Center on Democracy, Development, and the Rule of Law The Governance Project Stanford University




About the Program on Poverty and Governance

The Program on Poverty and Governance was established at Stanford University in 2009 to study the factors that affect good governance and poverty alleviation in developing countries. Poverty relief requires active government involvement in the provision of public services such as drinking water, healthcare, sanitation, education, roads, electricity and public safety. Failure to deliver public services is a major impediment to the alleviation of poverty in the developing world. 

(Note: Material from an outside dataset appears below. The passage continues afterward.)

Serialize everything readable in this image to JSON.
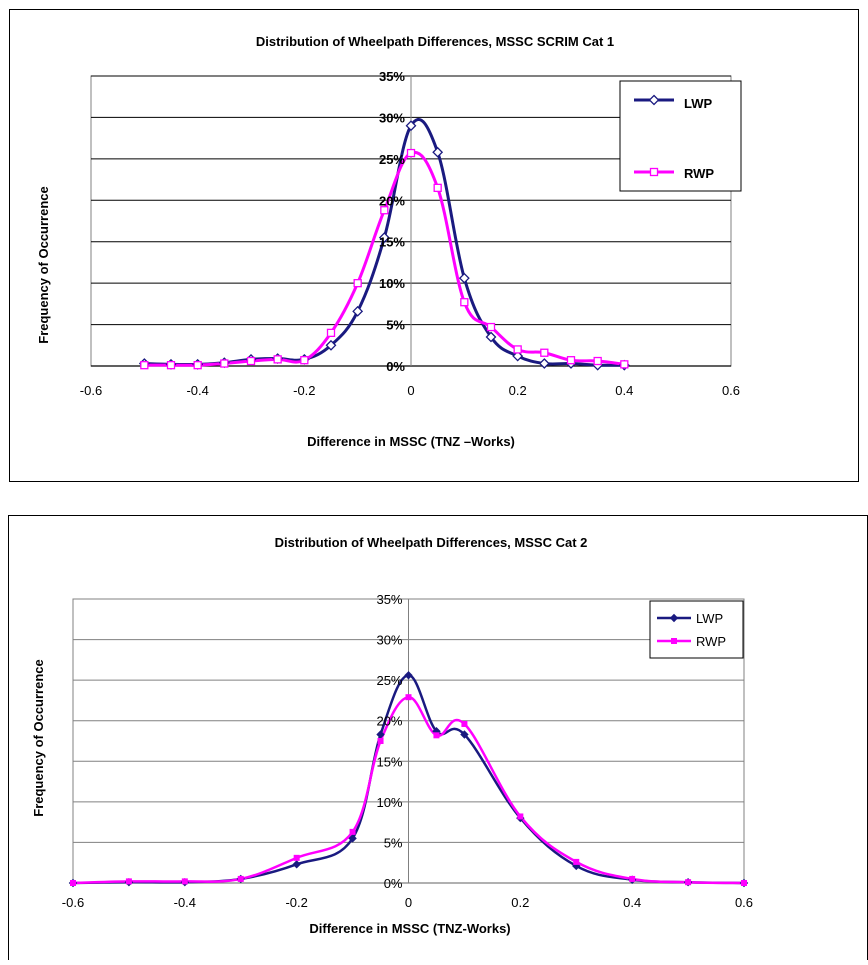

The program conducts empirical research, bringing together experts from across the disciplines of political science, economics, law, medicine and education to increase understanding of the complex causal linkages between political institutions, the quality of governance, and the capacity of developing societies to meet basic human needs. It serves as a critical training ground for doctoral students, undergraduates and postdoctoral scholars, with an active outreach program of conferences and workshops in the U.S. and abroad. Conceived in a broadly comparative international perspective, the program is engaged in cross-national and field-based research projects, with a particular focus on Latin America and Mexico.  

Led by political scientist Beatriz Magaloni, with key collaborators from across Stanford, the University of California, San Diego and the Instituto Tecnológico Autónomo de México, the program employs a multi-method research strategy that combines statistical and spatial analysis using observational data, experimental designs and in-depth qualitative ethnographic fieldwork.